Увидев в комнате посторонних, мальчик ничем не выказал своего удивления. Он слегка кивнул им и сразу прошел к ящику-столу. Приподняв тряпку, служившую салфеткой, мальчик взял оловянную мисочку с несколькими холодными картофелинами и стал с жадностью есть, макая картофель в коробочку с солью.

Впрочем, он очень быстро, почти с отвращением, отодвинул от себя еду, мельком взглянул на лежащую в ящике сестренку и устало опустился на жалкое подобие постели в углу.

— Ваша мама пошла вас искать, — сказала Кюльжан.

— Я ее видел, — уже сонным голосом ответил Георг. — Я ей отдал деньги… Она побежала купить чего-нибудь. Она просила, чтобы я не засыпал до ее возвращения, но вы скажите ей, пожалуйста, пусть она меня не трогает. Я лучше поем завтра.

Поужинав хлебом с тоненьким ломтиком твердого, как камень, сыра — единственным, чем могла угостить Мэри Шарп, - Вася, Валерик и Кюльжан прикорнули в углу, подложив под головы какие-то лохмотья.

— Ничего, — утешала их добрая женщина, — когда вы принесете спою первую получку, я куплю вам старые мешки. Они стоят очень дешево. На корабельной верфи вы достанете стружек, и у нас будут чудесные постели. А завтра мы пойдем в работный дом, навестить нашего бедного отца. Вам будет интересно посмотреть город, а по пути я вам покажу фабрику, где можно попытаться поискать работу.

Несмотря на эти радужные перспективы, дети долго ворочались, задыхаясь в духоте подвала, и только под утро забылись тяжелым сном.

Утром они встали совершенно разбитыми, с чувством ломоты во всем теле. Георг еще крепко спал, но Мэри Шарп уже успела постирать снятые с сына лохмотья, и они качались на веревке, протянутой перед окном подвала. На ящике-столе был приготовлен завтрак: мисочка овсяной каши, сваренной на воде, хлеб и крохотный кусочек масла.

— Это только Георгу, — печально сказала Мэри Шарп, кивая на масло. — Он так устает, бедняжка! Что будет с нами, если…

Она поспешно отвернулась и прижала к губам край передника, вылинявшего до полной потери цвета.

Георг спал очень долго, и его личико чуть порозовело.
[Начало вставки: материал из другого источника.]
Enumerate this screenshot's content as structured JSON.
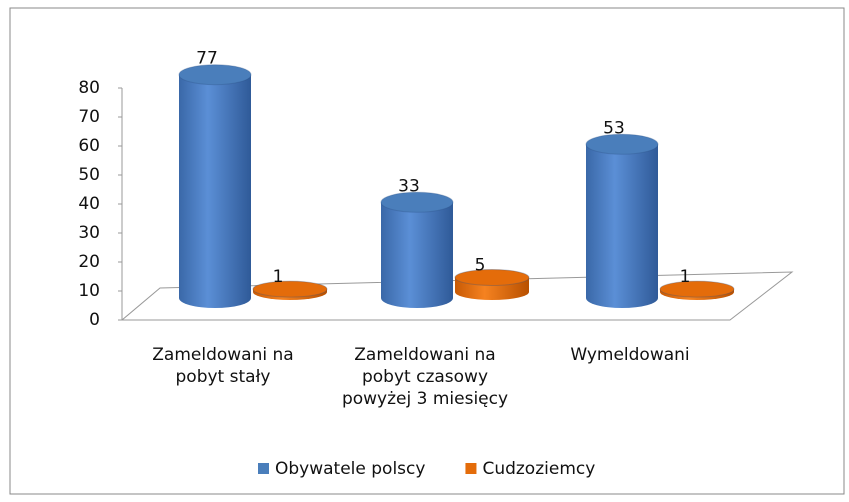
{
  "chart_data": {
    "type": "bar3d",
    "categories": [
      "Zameldowani na pobyt stały",
      "Zameldowani na pobyt czasowy powyżej 3 miesięcy",
      "Wymeldowani"
    ],
    "series": [
      {
        "name": "Obywatele polscy",
        "color": "#4a7ebb",
        "values": [
          77,
          33,
          53
        ]
      },
      {
        "name": "Cudzoziemcy",
        "color": "#e46c0a",
        "values": [
          1,
          5,
          1
        ]
      }
    ],
    "ylim": [
      0,
      80
    ],
    "yticks": [
      0,
      10,
      20,
      30,
      40,
      50,
      60,
      70,
      80
    ],
    "legend": "bottom"
  }
}
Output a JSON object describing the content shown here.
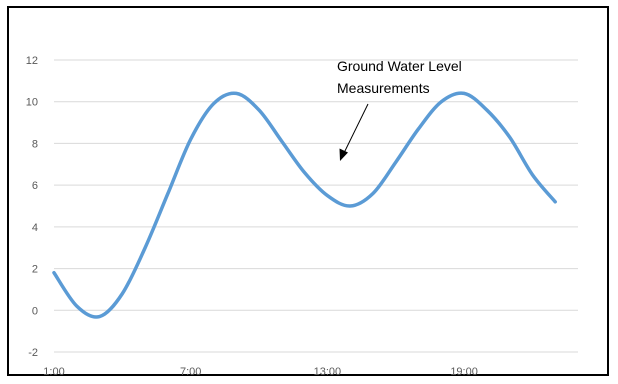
{
  "chart_data": {
    "type": "line",
    "title": "",
    "xlabel": "",
    "ylabel": "",
    "x_ticks": [
      "1:00",
      "7:00",
      "13:00",
      "19:00"
    ],
    "y_ticks": [
      -2,
      0,
      2,
      4,
      6,
      8,
      10,
      12
    ],
    "ylim": [
      -2,
      12
    ],
    "xlim_hours": [
      1,
      24
    ],
    "grid": "horizontal",
    "legend": "none",
    "series": [
      {
        "color": "#5B9BD5",
        "x_hours": [
          1,
          2,
          3,
          4,
          5,
          6,
          7,
          8,
          9,
          10,
          11,
          12,
          13,
          14,
          15,
          16,
          17,
          18,
          19,
          20,
          21,
          22,
          23
        ],
        "values": [
          1.8,
          0.2,
          -0.3,
          0.8,
          3.0,
          5.6,
          8.2,
          9.9,
          10.4,
          9.6,
          8.1,
          6.6,
          5.5,
          5.0,
          5.6,
          7.1,
          8.7,
          10.0,
          10.4,
          9.6,
          8.3,
          6.5,
          5.2
        ]
      }
    ],
    "annotation": {
      "lines": [
        "Ground Water Level",
        "Measurements"
      ]
    }
  }
}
Несколько раз мать протягивала руку, чтобы разбудить его, и тут же отдергивала. Наконец, мальчик проснулся, но не торопился вставать. Его взгляд рассеянно блуждал по комнате, пока не остановился на приготовленном для него завтраке. Он поднялся с постели, кое-как прикрыв свою наготу лохмотьями.

— Георг, надо умыться, — мягко предупредила его мать.

Мальчик только повел плечом и принялся за еду. Теперь он ел, не торопясь, старательно прожевывая пищу, смакуя маленькие кусочки хлеба с маслом, подвигаемые матерью. Насытившись, он опять лег на постель.

— Георг! Мы ведь с тобой хотели пойти к отцу, — неуверенно сказала миссис Шарп. — И разве плохо прогуляться за город? Там все-таки свежий воздух…

— Я лучше полежу еще, — вяло ответил мальчик. — У меня так болит спина.

Лицо Мэри Шарп приняло виноватое выражение. Она присела около сына, мягким движением погладила его головку. Георг принял ласку матери равнодушно. Он смежил глаза и под ее рукой снова впал в дремоту.

— Он может высыпаться только по воскресеньям, — сказала женщина. — С тех пор, как Георг стал работать, его не привлекают даже игры с товарищами. Я пробовала отдать его в воскресную школу, но он засыпал на уроках. Нет! Все-таки господь слишком жесток к нам, беднякам.